My favourite tonight is 'It's my Own Cheating Heart that Makes me Cry' whose emotional Motown flecked stream of consciousness, is punctuated by stomping, cavernous, heart beating drums, Allen's howl detailing both playground taunts ('Liar Liar Liar') and the adulterous breakdown of a relationship above waves of trembling guitars. While 'Flowers and Football Tops' addresses the death of 15-year-old Kriss Donald, who was kidnapped near his home and murdered by five men when Allan poignantly croons a snipped of the popular terrace anthem 'You are my sunshine, my only sunshine/ You make me happy when skies are grey'.

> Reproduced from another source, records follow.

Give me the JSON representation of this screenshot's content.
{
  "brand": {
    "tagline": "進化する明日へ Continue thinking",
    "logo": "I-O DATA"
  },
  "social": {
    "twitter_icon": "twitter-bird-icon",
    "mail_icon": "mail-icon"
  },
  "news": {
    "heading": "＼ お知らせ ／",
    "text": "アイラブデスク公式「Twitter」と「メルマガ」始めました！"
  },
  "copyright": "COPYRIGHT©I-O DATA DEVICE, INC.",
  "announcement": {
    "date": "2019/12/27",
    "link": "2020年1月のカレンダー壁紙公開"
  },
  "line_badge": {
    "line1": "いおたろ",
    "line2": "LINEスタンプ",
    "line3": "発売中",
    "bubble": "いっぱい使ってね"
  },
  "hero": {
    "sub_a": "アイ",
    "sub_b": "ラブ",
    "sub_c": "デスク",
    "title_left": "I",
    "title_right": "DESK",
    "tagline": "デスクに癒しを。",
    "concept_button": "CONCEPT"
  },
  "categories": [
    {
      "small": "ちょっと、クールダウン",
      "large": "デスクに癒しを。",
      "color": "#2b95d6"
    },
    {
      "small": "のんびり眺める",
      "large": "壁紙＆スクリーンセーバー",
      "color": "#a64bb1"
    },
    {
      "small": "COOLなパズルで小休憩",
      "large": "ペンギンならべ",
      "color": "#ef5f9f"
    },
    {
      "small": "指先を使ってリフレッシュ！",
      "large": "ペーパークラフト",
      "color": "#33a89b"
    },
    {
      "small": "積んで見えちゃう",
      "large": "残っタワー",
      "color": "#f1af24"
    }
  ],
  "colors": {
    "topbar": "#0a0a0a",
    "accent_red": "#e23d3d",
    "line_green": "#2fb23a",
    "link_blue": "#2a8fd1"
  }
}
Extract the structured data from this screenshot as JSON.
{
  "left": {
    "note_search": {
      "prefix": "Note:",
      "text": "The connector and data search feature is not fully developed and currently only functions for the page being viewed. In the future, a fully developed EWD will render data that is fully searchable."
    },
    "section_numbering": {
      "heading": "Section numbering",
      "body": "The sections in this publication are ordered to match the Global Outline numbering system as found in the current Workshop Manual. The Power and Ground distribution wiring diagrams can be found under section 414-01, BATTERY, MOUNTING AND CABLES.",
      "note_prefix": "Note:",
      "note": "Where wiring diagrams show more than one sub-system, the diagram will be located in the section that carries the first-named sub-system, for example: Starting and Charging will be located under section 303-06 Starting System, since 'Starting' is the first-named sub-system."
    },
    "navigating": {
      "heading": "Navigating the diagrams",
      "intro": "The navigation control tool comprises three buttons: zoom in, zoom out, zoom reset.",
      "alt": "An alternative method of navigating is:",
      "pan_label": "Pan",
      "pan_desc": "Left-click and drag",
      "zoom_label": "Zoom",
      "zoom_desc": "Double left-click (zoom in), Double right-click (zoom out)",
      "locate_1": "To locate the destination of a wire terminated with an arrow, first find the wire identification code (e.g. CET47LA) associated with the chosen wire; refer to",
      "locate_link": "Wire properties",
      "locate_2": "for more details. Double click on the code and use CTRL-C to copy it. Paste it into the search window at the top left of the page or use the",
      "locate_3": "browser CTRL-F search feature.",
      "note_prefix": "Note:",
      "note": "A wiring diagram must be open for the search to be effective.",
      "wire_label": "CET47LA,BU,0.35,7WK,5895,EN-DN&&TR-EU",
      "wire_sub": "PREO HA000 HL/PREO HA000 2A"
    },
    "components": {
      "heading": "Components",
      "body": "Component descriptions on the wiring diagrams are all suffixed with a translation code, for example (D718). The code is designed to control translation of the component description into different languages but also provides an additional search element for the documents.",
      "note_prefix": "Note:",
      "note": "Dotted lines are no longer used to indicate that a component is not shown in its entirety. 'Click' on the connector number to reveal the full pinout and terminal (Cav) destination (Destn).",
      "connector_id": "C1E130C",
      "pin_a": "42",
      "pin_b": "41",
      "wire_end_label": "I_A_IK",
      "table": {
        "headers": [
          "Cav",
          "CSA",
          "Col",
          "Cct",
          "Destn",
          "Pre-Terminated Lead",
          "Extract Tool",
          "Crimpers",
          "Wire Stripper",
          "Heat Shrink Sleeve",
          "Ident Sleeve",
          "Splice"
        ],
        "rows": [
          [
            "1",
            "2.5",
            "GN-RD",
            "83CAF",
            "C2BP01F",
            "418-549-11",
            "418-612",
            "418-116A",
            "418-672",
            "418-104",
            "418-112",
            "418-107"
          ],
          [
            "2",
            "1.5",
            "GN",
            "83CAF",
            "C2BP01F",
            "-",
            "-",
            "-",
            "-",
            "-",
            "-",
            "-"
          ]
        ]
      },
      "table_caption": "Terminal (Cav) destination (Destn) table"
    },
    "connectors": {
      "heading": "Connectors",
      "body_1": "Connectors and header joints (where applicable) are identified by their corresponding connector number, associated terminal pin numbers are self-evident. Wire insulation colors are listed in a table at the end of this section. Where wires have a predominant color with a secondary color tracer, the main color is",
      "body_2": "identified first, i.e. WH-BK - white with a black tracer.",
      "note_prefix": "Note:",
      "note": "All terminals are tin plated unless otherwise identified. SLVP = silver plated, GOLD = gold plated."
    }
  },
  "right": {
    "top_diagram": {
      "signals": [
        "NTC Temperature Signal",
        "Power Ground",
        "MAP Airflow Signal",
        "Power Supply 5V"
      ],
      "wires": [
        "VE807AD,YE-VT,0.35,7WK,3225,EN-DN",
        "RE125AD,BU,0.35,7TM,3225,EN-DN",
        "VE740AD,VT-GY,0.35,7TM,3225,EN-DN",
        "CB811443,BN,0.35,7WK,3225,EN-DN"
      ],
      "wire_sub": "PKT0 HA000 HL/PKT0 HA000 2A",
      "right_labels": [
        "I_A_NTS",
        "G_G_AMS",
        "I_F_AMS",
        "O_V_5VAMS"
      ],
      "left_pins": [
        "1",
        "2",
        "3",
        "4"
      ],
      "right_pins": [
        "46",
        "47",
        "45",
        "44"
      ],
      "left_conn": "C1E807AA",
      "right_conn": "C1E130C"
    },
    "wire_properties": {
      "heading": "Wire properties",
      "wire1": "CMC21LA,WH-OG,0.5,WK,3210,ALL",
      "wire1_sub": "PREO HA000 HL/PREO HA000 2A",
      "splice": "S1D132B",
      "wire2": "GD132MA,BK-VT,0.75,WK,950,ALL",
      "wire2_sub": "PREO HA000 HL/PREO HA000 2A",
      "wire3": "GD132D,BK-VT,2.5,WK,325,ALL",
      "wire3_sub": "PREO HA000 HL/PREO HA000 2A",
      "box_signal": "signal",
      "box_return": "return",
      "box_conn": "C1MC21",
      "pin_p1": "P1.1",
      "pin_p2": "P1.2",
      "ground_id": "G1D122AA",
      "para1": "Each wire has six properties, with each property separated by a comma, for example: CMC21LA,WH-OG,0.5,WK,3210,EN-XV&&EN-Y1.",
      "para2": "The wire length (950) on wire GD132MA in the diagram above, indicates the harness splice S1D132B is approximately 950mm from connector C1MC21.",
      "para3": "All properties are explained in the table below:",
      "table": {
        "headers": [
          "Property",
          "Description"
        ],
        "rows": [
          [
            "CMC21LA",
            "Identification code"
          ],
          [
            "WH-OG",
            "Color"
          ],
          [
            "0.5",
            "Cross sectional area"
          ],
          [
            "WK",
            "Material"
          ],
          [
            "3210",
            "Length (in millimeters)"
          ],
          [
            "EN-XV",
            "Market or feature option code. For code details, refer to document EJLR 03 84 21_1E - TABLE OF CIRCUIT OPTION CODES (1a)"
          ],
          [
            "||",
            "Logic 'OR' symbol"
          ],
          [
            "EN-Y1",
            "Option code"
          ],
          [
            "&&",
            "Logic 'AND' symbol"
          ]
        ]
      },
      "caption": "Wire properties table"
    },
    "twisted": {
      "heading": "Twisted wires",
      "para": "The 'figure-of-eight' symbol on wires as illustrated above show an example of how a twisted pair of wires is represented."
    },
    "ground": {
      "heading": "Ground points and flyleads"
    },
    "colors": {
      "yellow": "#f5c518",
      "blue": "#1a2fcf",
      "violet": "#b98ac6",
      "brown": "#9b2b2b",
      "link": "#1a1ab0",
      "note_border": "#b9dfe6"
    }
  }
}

Sure some of their songs sound similar but that's called defining your sound, these are early days, not many bands fully expand on album one anyway. Also it's great that a band who on the face of it have some relatively un-commercial influences (ok they've been polished up and stadiumfied a bit, U2 basslines and all, for the actual album), looking a bit like and sounding a bit like a amped up Jesus and Mary Chain doing late night manoeuvres with The Proclaimers produced by Phil 'Wall of Sound' Spector, can actually get somewhere these days. The much anticipated, 'Daddy's Gone' with its swooning bittersweet tale of fatherly rejection induces a front row of swaying drunks to link arms, and communal singing replete with customary almost comical Rab C Nesbit-esque Glaswegian drawls.
So Glasvegas, more like musical Guinness: probably not the best new band around today, but a good one who have the potential to be stellar. I don't see why there needs to be a backlash just yet (mainly carried by music snobs who slate anything once it becomes successful), Glasvegas aren't moronic because some of their songs inspire people to sing along, it just makes their choruses anthemic, it means they may actually connect with a large section of the music buying public who may only pick up one or two CDs a year, that actually marks them out as ones to watch in future years. A thoroughly modern noise-pop band then: why do we hate it when our friends become successful?